Minyak Rusia Jadi Pemicu, AS dan China di Ambang Perang Dagang Jilid II Selasa, 16/09/2025 | 11:40
Riau12.com--Perseteruan dagang Amerika Serikat (AS) dan China kembali mencapai titik panas. Presiden Donald Trump mengancam bakal mengenakan tarif impor hingga 100 persen terhadap barang-barang asal Beijing. Ancaman ini dipicu oleh sikap China yang masih membeli minyak mentah dari Rusia, meski NATO dan sekutunya telah menjatuhkan sanksi keras terhadap Moskow.
Juru Bicara Kementerian Luar Negeri China, Lin Jian, langsung menolak tekanan sepihak Washington. Ia menegaskan, kerja sama energi dengan Rusia adalah hak sah China dan tidak bertentangan dengan aturan perdagangan internasional.

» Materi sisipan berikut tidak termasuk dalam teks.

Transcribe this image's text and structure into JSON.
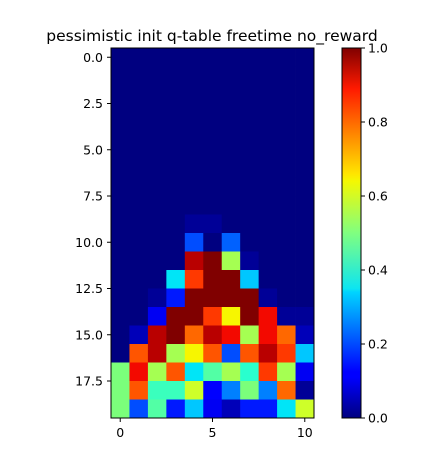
{
  "chart_data": {
    "type": "heatmap",
    "title": "pessimistic init q-table freetime no_reward",
    "xlabel": "",
    "ylabel": "",
    "colormap": "jet",
    "vmin": 0.0,
    "vmax": 1.0,
    "n_rows": 20,
    "n_cols": 11,
    "x_ticks": [
      0,
      5,
      10
    ],
    "x_tick_labels": [
      "0",
      "5",
      "10"
    ],
    "y_ticks": [
      0,
      2.5,
      5,
      7.5,
      10,
      12.5,
      15,
      17.5
    ],
    "y_tick_labels": [
      "0.0",
      "2.5",
      "5.0",
      "7.5",
      "10.0",
      "12.5",
      "15.0",
      "17.5"
    ],
    "colorbar_ticks": [
      0.0,
      0.2,
      0.4,
      0.6,
      0.8,
      1.0
    ],
    "colorbar_tick_labels": [
      "0.0",
      "0.2",
      "0.4",
      "0.6",
      "0.8",
      "1.0"
    ],
    "values": [
      [
        0,
        0,
        0,
        0,
        0,
        0,
        0,
        0,
        0,
        0,
        0
      ],
      [
        0,
        0,
        0,
        0,
        0,
        0,
        0,
        0,
        0,
        0,
        0
      ],
      [
        0,
        0,
        0,
        0,
        0,
        0,
        0,
        0,
        0,
        0,
        0
      ],
      [
        0,
        0,
        0,
        0,
        0,
        0,
        0,
        0,
        0,
        0,
        0
      ],
      [
        0,
        0,
        0,
        0,
        0,
        0,
        0,
        0,
        0,
        0,
        0
      ],
      [
        0,
        0,
        0,
        0,
        0,
        0,
        0,
        0,
        0,
        0,
        0
      ],
      [
        0,
        0,
        0,
        0,
        0,
        0,
        0,
        0,
        0,
        0,
        0
      ],
      [
        0,
        0,
        0,
        0,
        0,
        0,
        0,
        0,
        0,
        0,
        0
      ],
      [
        0,
        0,
        0,
        0,
        0,
        0,
        0,
        0,
        0,
        0,
        0
      ],
      [
        0,
        0,
        0,
        0,
        0.02,
        0.02,
        0,
        0,
        0,
        0,
        0
      ],
      [
        0,
        0,
        0,
        0,
        0.2,
        0,
        0.22,
        0,
        0,
        0,
        0
      ],
      [
        0,
        0,
        0,
        0,
        0.95,
        1.0,
        0.55,
        0.02,
        0,
        0,
        0
      ],
      [
        0,
        0,
        0,
        0.35,
        0.85,
        1.0,
        1.0,
        0.32,
        0,
        0,
        0
      ],
      [
        0,
        0,
        0.02,
        0.15,
        1.0,
        1.0,
        1.0,
        1.0,
        0.02,
        0,
        0
      ],
      [
        0,
        0,
        0.1,
        1.0,
        1.0,
        0.85,
        0.65,
        1.0,
        0.9,
        0.02,
        0.02
      ],
      [
        0,
        0.05,
        0.95,
        1.0,
        0.8,
        0.95,
        0.9,
        0.55,
        0.9,
        0.8,
        0.05
      ],
      [
        0,
        0.82,
        0.95,
        0.55,
        0.65,
        0.82,
        0.2,
        0.82,
        0.95,
        0.85,
        0.32
      ],
      [
        0.5,
        0.9,
        0.55,
        0.82,
        0.35,
        0.45,
        0.55,
        0.4,
        0.85,
        0.55,
        0.1
      ],
      [
        0.5,
        0.82,
        0.42,
        0.42,
        0.6,
        0.12,
        0.25,
        0.5,
        0.25,
        0.8,
        0.02
      ],
      [
        0.5,
        0.2,
        0.45,
        0.15,
        0.32,
        0.1,
        0.05,
        0.15,
        0.15,
        0.35,
        0.6
      ]
    ]
  }
}
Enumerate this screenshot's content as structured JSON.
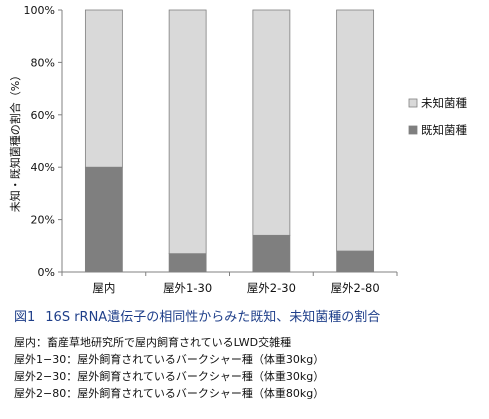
{
  "chart_data": {
    "type": "bar",
    "stacked": true,
    "categories": [
      "屋内",
      "屋外1-30",
      "屋外2-30",
      "屋外2-80"
    ],
    "series": [
      {
        "name": "既知菌種",
        "values": [
          40,
          7,
          14,
          8
        ],
        "color": "#7f7f7f"
      },
      {
        "name": "未知菌種",
        "values": [
          60,
          93,
          86,
          92
        ],
        "color": "#d9d9d9"
      }
    ],
    "ylabel": "未知・既知菌種の割合（%）",
    "ylim": [
      0,
      100
    ],
    "yticks": [
      "0%",
      "20%",
      "40%",
      "60%",
      "80%",
      "100%"
    ],
    "yticks_values": [
      0,
      20,
      40,
      60,
      80,
      100
    ],
    "legend_position": "right",
    "grid": false
  },
  "caption": {
    "label": "図1",
    "text": "16S rRNA遺伝子の相同性からみた既知、未知菌種の割合"
  },
  "notes": [
    "屋内：畜産草地研究所で屋内飼育されているLWD交雑種",
    "屋外1−30：屋外飼育されているバークシャー種（体重30kg）",
    "屋外2−30：屋外飼育されているバークシャー種（体重30kg）",
    "屋外2−80：屋外飼育されているバークシャー種（体重80kg）"
  ],
  "colors": {
    "known": "#7f7f7f",
    "unknown": "#d9d9d9",
    "axis": "#808080",
    "caption": "#1f3f8a"
  }
}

“Langkah yang diambil AS adalah bentuk unilateralisme, intimidasi, dan pemaksaan ekonomi. China berhak bekerja sama dengan siapa pun sesuai kepentingannya,” kata Lin Jian dalam konferensi pers di Beijing, Senin (15/9/2025).
Menurutnya, kebijakan tarif Trump justru berisiko merusak stabilitas rantai pasokan global. “Pemaksaan tidak pernah menyelesaikan masalah, apalagi memenangkan hati dan pikiran,” tambahnya.
Trump sebelumnya menulis di akun Truth Social bahwa tarif setinggi 50–100 persen perlu diberlakukan untuk “mematahkan cengkeraman Beijing atas Rusia.” Ia juga menuding NATO tidak sepenuhnya serius menekan Moskow karena sebagian anggotanya masih membeli minyak Rusia.
China bereaksi keras. Lin Jian menegaskan bila kepentingan nasional mereka dirugikan, Beijing siap melancarkan langkah balasan. “Kami akan bertindak tegas melindungi kedaulatan dan kepentingan pembangunan kami,” ujarnya.
Situasi ini menambah ketidakpastian global. Negara-negara G7 dan Uni Eropa memang sudah menghentikan impor minyak Rusia serta menetapkan batas harga. Namun, Rusia justru memperbesar pasokan ke China dan India. Trump bahkan sudah menjatuhkan tarif tambahan 25 persen pada produk India karena alasan serupa.
China sendiri tetap pada posisinya terkait krisis Ukraina: mendorong dialog dan negosiasi, bukan sanksi sepihak. Namun, ancaman tarif dari Washington dikhawatirkan bisa memicu perang dagang jilid baru, dengan dampak yang berpotensi mengguncang perekonomian dunia.